Desconozco la obra muda de Ford, pero ante la sonora me cuesta elegir mis favoritas entre tantas obras maestras. Con el cine de Billy Wilder me ocurre lo mismo. Y con pocos más. Hace tiempo que no he vuelto a ver algunas películas fordianas de las que tengo un recuerdo grato, pero a mi vida le faltaría algo fundamental si al menos una vez al año no revisara las que más amo de este director.
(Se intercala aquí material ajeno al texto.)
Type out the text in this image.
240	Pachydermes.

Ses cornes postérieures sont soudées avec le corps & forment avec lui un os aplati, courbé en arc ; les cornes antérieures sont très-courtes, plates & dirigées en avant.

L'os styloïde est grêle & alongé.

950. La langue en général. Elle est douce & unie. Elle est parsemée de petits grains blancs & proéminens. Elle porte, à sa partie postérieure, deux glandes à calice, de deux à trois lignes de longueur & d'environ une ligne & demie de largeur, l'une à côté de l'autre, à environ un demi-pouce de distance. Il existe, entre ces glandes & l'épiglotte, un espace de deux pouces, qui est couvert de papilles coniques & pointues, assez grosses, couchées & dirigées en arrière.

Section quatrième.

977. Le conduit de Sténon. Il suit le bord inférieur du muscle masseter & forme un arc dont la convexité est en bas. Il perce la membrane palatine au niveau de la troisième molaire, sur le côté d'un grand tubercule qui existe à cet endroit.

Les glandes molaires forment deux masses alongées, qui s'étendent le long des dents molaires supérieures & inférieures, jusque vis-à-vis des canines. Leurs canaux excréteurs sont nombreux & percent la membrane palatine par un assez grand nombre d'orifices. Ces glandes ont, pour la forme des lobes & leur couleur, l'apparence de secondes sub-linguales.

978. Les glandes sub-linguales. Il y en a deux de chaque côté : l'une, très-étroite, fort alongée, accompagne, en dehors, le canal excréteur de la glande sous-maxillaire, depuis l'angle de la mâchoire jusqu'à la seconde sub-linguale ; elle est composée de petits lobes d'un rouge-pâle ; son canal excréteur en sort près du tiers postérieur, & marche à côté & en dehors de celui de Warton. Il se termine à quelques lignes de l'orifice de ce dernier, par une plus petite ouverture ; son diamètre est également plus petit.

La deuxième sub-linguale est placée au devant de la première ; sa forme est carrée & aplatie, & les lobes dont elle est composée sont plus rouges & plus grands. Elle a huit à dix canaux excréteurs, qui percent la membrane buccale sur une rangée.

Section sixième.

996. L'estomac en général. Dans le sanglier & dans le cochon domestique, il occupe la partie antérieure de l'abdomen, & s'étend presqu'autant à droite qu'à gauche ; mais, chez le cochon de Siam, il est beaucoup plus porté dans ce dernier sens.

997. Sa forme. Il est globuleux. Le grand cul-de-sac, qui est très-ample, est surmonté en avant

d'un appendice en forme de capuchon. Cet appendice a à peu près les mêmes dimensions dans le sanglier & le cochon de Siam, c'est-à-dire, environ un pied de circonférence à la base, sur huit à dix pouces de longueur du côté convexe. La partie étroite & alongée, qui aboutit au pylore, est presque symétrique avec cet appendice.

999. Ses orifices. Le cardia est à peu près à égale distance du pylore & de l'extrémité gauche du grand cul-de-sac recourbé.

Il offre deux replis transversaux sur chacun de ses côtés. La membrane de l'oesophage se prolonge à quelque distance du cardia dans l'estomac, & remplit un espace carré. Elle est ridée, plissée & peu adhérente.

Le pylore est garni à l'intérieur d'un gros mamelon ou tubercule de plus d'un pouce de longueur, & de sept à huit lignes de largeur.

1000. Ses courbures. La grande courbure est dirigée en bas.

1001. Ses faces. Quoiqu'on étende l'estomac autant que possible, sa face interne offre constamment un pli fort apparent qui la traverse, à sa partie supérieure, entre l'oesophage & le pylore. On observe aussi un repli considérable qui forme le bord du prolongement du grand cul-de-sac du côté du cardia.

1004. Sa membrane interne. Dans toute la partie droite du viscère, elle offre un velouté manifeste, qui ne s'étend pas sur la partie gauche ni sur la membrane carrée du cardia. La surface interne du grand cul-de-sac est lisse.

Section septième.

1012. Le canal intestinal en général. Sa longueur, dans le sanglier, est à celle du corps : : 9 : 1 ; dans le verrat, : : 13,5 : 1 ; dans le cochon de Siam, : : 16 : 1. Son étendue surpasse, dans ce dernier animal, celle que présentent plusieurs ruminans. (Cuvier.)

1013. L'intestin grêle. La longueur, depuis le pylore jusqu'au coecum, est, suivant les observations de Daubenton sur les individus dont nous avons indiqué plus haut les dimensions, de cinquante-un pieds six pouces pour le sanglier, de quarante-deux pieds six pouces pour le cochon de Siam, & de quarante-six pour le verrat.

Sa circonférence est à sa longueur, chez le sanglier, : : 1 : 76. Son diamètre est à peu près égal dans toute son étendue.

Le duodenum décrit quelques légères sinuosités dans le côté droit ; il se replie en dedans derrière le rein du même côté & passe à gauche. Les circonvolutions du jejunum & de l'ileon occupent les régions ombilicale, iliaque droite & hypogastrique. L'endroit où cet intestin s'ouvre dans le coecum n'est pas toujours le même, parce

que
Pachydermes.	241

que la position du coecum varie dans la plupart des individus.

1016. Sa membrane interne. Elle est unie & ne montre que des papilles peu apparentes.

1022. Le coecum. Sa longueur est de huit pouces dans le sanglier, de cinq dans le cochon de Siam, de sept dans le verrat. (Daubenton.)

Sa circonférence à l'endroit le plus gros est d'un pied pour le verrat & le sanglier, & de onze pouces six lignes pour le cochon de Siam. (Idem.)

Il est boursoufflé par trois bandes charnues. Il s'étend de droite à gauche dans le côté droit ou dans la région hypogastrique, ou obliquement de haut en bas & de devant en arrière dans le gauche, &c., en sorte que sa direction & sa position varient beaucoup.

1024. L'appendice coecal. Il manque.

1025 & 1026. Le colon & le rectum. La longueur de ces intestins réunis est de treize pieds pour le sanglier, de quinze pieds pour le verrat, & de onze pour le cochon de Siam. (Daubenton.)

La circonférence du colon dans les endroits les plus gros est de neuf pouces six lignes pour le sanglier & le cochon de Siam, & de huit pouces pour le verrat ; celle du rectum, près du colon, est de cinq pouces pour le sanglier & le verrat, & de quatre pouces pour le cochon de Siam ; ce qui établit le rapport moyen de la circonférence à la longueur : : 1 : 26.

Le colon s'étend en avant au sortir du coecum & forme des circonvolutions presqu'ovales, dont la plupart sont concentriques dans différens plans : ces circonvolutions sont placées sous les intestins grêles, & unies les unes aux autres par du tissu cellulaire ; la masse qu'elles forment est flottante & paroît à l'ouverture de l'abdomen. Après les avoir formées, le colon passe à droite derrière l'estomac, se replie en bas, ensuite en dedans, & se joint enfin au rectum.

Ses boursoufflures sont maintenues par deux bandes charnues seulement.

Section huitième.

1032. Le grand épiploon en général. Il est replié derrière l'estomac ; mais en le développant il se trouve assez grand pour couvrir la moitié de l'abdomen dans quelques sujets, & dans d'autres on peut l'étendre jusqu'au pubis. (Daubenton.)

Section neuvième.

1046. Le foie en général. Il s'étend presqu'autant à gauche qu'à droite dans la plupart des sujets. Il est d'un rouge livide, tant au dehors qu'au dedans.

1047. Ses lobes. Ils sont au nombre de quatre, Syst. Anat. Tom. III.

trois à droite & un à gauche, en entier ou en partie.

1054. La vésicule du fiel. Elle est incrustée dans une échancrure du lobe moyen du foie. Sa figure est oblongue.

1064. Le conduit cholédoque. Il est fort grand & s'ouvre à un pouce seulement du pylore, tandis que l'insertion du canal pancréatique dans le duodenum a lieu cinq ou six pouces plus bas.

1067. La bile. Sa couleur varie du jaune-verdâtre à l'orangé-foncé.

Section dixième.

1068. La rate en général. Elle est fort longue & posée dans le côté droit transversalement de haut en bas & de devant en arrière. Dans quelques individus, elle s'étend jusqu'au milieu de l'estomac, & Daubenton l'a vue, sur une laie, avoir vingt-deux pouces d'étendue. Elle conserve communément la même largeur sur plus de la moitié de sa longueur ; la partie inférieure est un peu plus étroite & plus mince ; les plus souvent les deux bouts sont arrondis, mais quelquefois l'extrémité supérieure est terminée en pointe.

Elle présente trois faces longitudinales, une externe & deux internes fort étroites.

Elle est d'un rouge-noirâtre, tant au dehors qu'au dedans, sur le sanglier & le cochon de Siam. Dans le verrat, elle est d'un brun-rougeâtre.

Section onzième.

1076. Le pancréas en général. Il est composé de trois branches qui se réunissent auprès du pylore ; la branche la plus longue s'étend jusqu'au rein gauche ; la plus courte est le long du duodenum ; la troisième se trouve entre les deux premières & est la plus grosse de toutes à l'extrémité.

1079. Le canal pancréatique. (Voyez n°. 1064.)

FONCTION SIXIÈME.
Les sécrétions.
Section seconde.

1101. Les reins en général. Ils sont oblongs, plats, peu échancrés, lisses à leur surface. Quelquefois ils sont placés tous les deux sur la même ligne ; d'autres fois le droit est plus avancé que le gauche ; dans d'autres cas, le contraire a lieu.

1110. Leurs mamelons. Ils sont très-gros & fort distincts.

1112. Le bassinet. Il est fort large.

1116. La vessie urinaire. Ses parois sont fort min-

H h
Soy feliz, me río, tengo la sensación de estar viviendo un sueño precioso, me enamoro de Maureen O’Hara, daría cualquier cosa por ser amigo de Wayne cada vez que veo El hombre tranquilo, aunque me la sepa de memoria. Siempre se me humedecen los ojos en la despedida final de Tom Joad y su madre en Las uvas de la ira, cuando esta afirma algo tan improbable y conmovedor como: “No podrán acabar con nosotros, porque somos la gente”. Creo que jamás he visto a una mujer tan guapa y sensual como Gene Tierney en esa película tan insólita y deliciosa titulada La ruta del tabaco. Y cómo no admirar y compadecer al racista y heroico Ethan Edwards cuando en el plano final se cierra la puerta de la casa y él se queda solo y a la intemperie bajo el sol después de haber pasado gran parte de su obsesiva existencia buscando a la niña que raptaron los indios. Y qué odisea tan dura y tan triste es la del engañado pueblo cheyene en El gran combate. Pero aún me resulta más desoladora la historia de Tom Doniphon, monarca legendario del viejo Oeste, que debe matar desde la oscuridad y a traición al otro gallo del corral, al salvaje Liberty Valance, sabiendo que al hacerlo perderá a la mujer que ama y que le ama, que su supervivencia será tan crepuscular como solitaria, que la civilización y los jardines de rosas sustituirán a su mundo y a las flores de cactus.
La última imagen del cine de Ford también me estremece. Es la borracha, deslenguada, cínica, generosa, maravillosa doctora Cartwigh tomándose el veneno que también ha administrado al mal bicho que ha acorralado a su misión y diciéndole: “Adiós, bestia”. ¿Que a qué huele el cine de Ford? Huele a humanidad. Es de verdad.